= Scientific Working Group =

Organisational structure for US forensic scientists

Since the early 1990s, American and International forensic science laboratories and practitioners have collaborated in Scientific Working Groups (SWGs) to improve discipline practices and build consensus standards. In 2014, the SWGs are being reorganized under the NIST Organization for Scientific Area Committees (OSAC). SWGs are not limited to forensic science. They are common in many other fields.

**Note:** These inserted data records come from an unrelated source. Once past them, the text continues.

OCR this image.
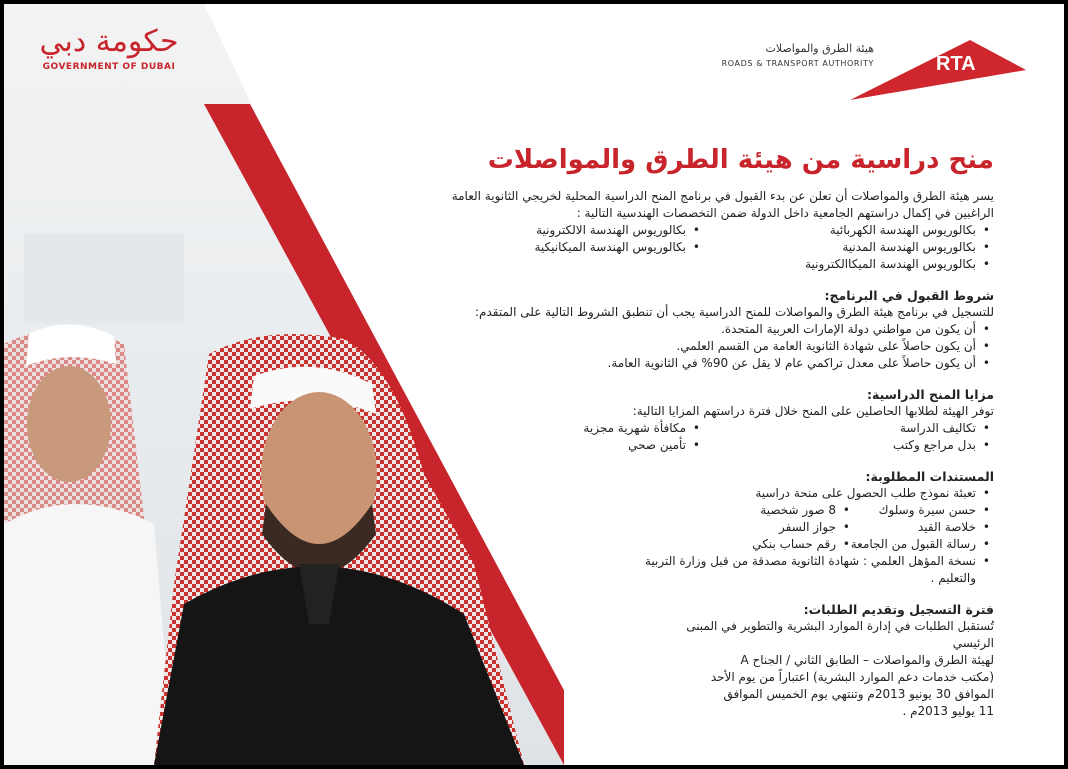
حكومة دبي
GOVERNMENT OF DUBAI
هيئة الطرق والمواصلات
ROADS & TRANSPORT AUTHORITY	RTA
منح دراسية من هيئة الطرق والمواصلات

يسر هيئة الطرق والمواصلات أن تعلن عن بدء القبول في برنامج المنح الدراسية المحلية لخريجي الثانوية العامة الراغبين في إكمال دراستهم الجامعية داخل الدولة ضمن التخصصات الهندسية التالية :

• بكالوريوس الهندسة الكهربائية
• بكالوريوس الهندسة الالكترونية
• بكالوريوس الهندسة المدنية
• بكالوريوس الهندسة الميكانيكية
• بكالوريوس الهندسة الميكاالكترونية
شروط القبول في البرنامج:

للتسجيل في برنامج هيئة الطرق والمواصلات للمنح الدراسية يجب أن تنطبق الشروط التالية على المتقدم:

• أن يكون من مواطني دولة الإمارات العربية المتحدة.
• أن يكون حاصلاً على شهادة الثانوية العامة من القسم العلمي.
• أن يكون حاصلاً على معدل تراكمي عام لا يقل عن 90% في الثانوية العامة.
مزايا المنح الدراسية:

توفر الهيئة لطلابها الحاصلين على المنح خلال فترة دراستهم المزايا التالية:

• تكاليف الدراسة
• مكافأة شهرية مجزية
• بدل مراجع وكتب
• تأمين صحي
المستندات المطلوبة:
• تعبئة نموذج طلب الحصول على منحة دراسية
• حسن سيرة وسلوك
• 8 صور شخصية
• خلاصة القيد
• جواز السفر
• رسالة القبول من الجامعة
• رقم حساب بنكي
• نسخة المؤهل العلمي : شهادة الثانوية مصدقة من قبل وزارة التربية والتعليم .
فترة التسجيل وتقديم الطلبات:
تُستقبل الطلبات في إدارة الموارد البشرية والتطوير في المبنى الرئيسي
لهيئة الطرق والمواصلات – الطابق الثاني / الجناح A
(مكتب خدمات دعم الموارد البشرية) اعتباراً من يوم الأحد
الموافق 30 يونيو 2013م وتنتهي يوم الخميس الموافق
11 يوليو 2013م .
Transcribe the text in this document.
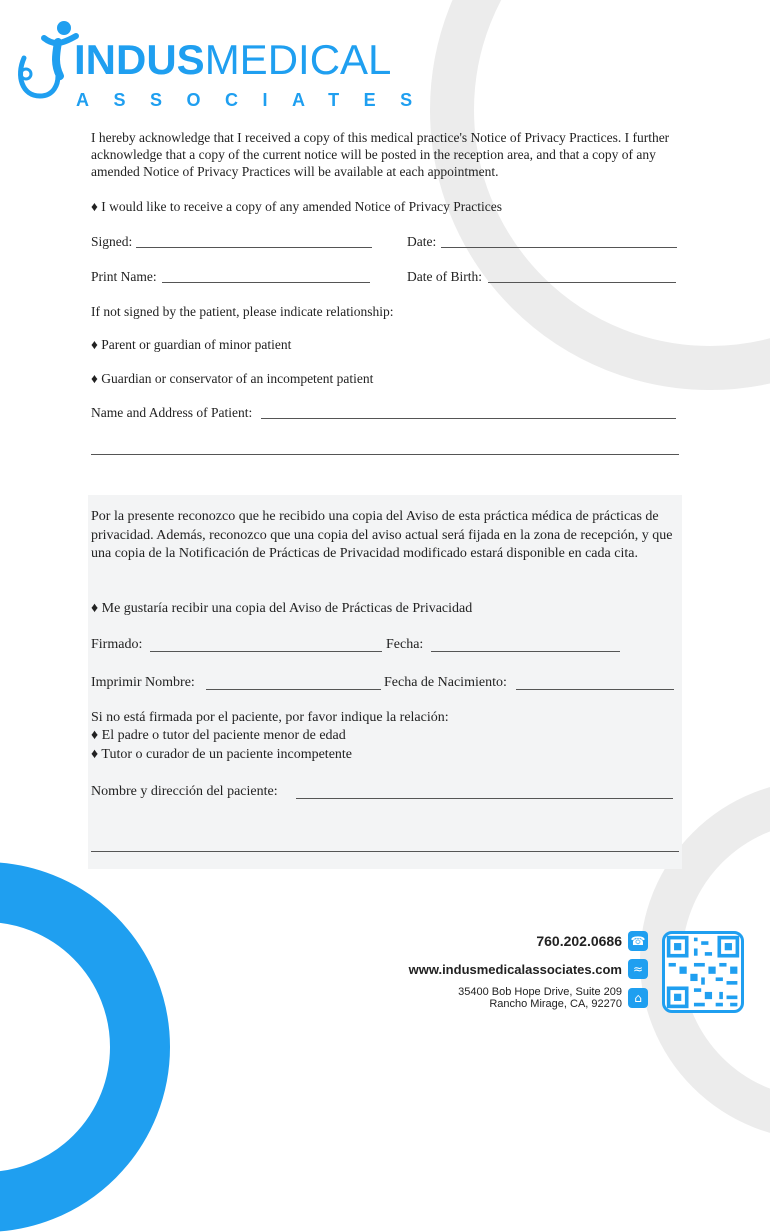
INDUSMEDICAL
ASSOCIATES
I hereby acknowledge that I received a copy of this medical practice's Notice of Privacy Practices. I further acknowledge that a copy of the current notice will be posted in the reception area, and that a copy of any amended Notice of Privacy Practices will be available at each appointment.
♦ I would like to receive a copy of any amended Notice of Privacy Practices
Signed:	Date:
Print Name:	Date of Birth:
If not signed by the patient, please indicate relationship:
♦ Parent or guardian of minor patient
♦ Guardian or conservator of an incompetent patient
Name and Address of Patient:
Por la presente reconozco que he recibido una copia del Aviso de esta práctica médica de prácticas de privacidad. Además, reconozco que una copia del aviso actual será fijada en la zona de recepción, y que una copia de la Notificación de Prácticas de Privacidad modificado estará disponible en cada cita.
♦ Me gustaría recibir una copia del Aviso de Prácticas de Privacidad
Firmado:	Fecha:
Imprimir Nombre:	Fecha de Nacimiento:
Si no está firmada por el paciente, por favor indique la relación:
♦ El padre o tutor del paciente menor de edad
♦ Tutor o curador de un paciente incompetente
Nombre y dirección del paciente:
760.202.0686 ☎
www.indusmedicalassociates.com ≈
35400 Bob Hope Drive, Suite 209
Rancho Mirage, CA, 92270	⌂
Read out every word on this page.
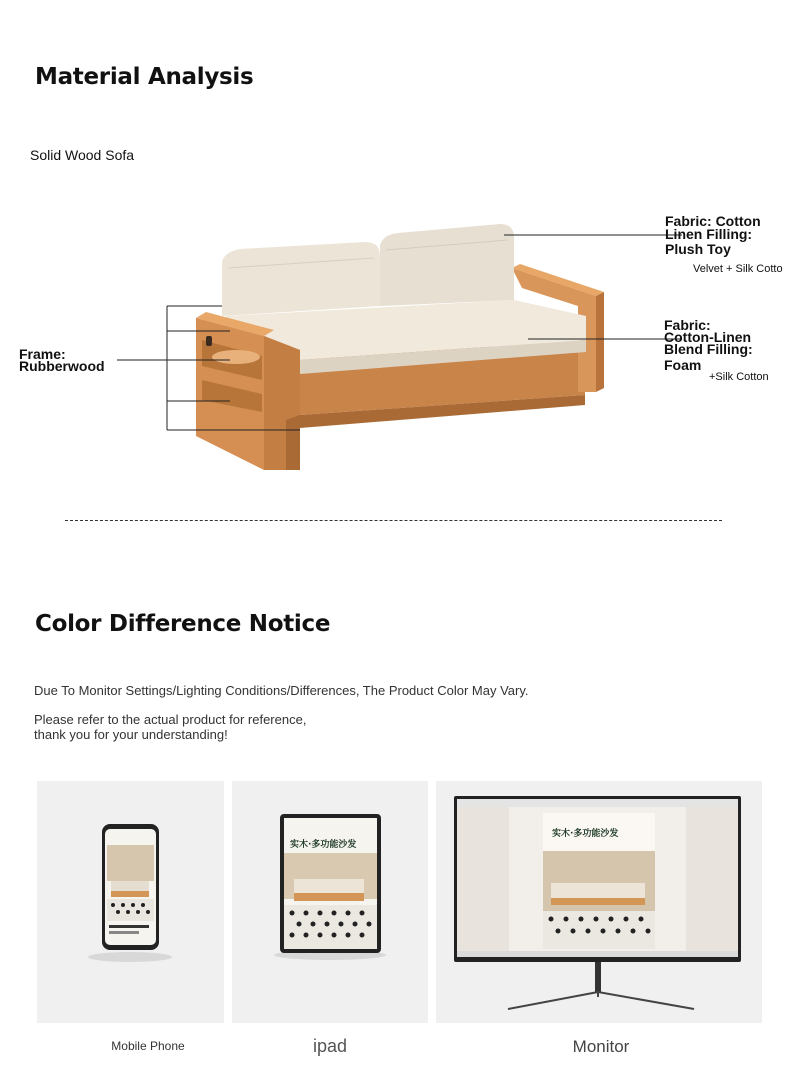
Material Analysis
Solid Wood Sofa
Fabric: Cotton
Linen Filling:
Plush Toy
Velvet + Silk Cotto
Fabric:
Cotton-Linen
Blend Filling:
Foam
+Silk Cotton
Frame:
Rubberwood
Color Difference Notice
Due To Monitor Settings/Lighting Conditions/Differences, The Product Color May Vary.
Please refer to the actual product for reference,
thank you for your understanding!
实木·多功能沙发
实木·多功能沙发
Mobile Phone	ipad	Monitor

As of January 2012, active SWGs included the following:

- FISWG - Facial Identification Scientific Working Group
- SWGANTH - Forensic Anthropology
- SWGCBRN - Chemical, Biological, Radiological and Nuclear
- SWGDAM - DNA Analysis
- SWGDE - Digital Evidence
- SWGDMI - Medicolegal Death Investigation
- SWGDOC - Questioned Documents
- SWGDOG - Dogs and Orthogonal Detection
- SWGDRUG - Analysis of Seized Drugs
- SWGDVI - Disaster Victim Identification
- SWGFAST - Latent Fingerprints
- SWGFEX - Fire and Explosives Scenes
- SWGGEO - Geological Materials
- SWGGSR - Gunshot Residue
- SWGGUN - Firearms and Toolmarks
- SWGIBRA - Illicit Business Records
- SWGIT - Imaging Technologies
- SWGMAT - Materials Analysis
- SWGSTAIN - Bloodstain Pattern Analysis
- SWGTOX - Toxicology
- SWGTREAD - Footwear and Tiretracks
- SWGWILD - Wildlife Forensics

Each SWG includes scientists working within the field of focus. Although a couple of the above-listed SWGs have only American members, most of the groups have international members. Federal, state or local government forensic laboratory scientists are the most common SWG members, but many SWGs also include other experts such as private laboratory scientists, academia, independent consultants, attorneys and judges.

Most SWGs have public websites with discipline-specific resources including approved and drafts for comment standards, best practices guidelines and related documents.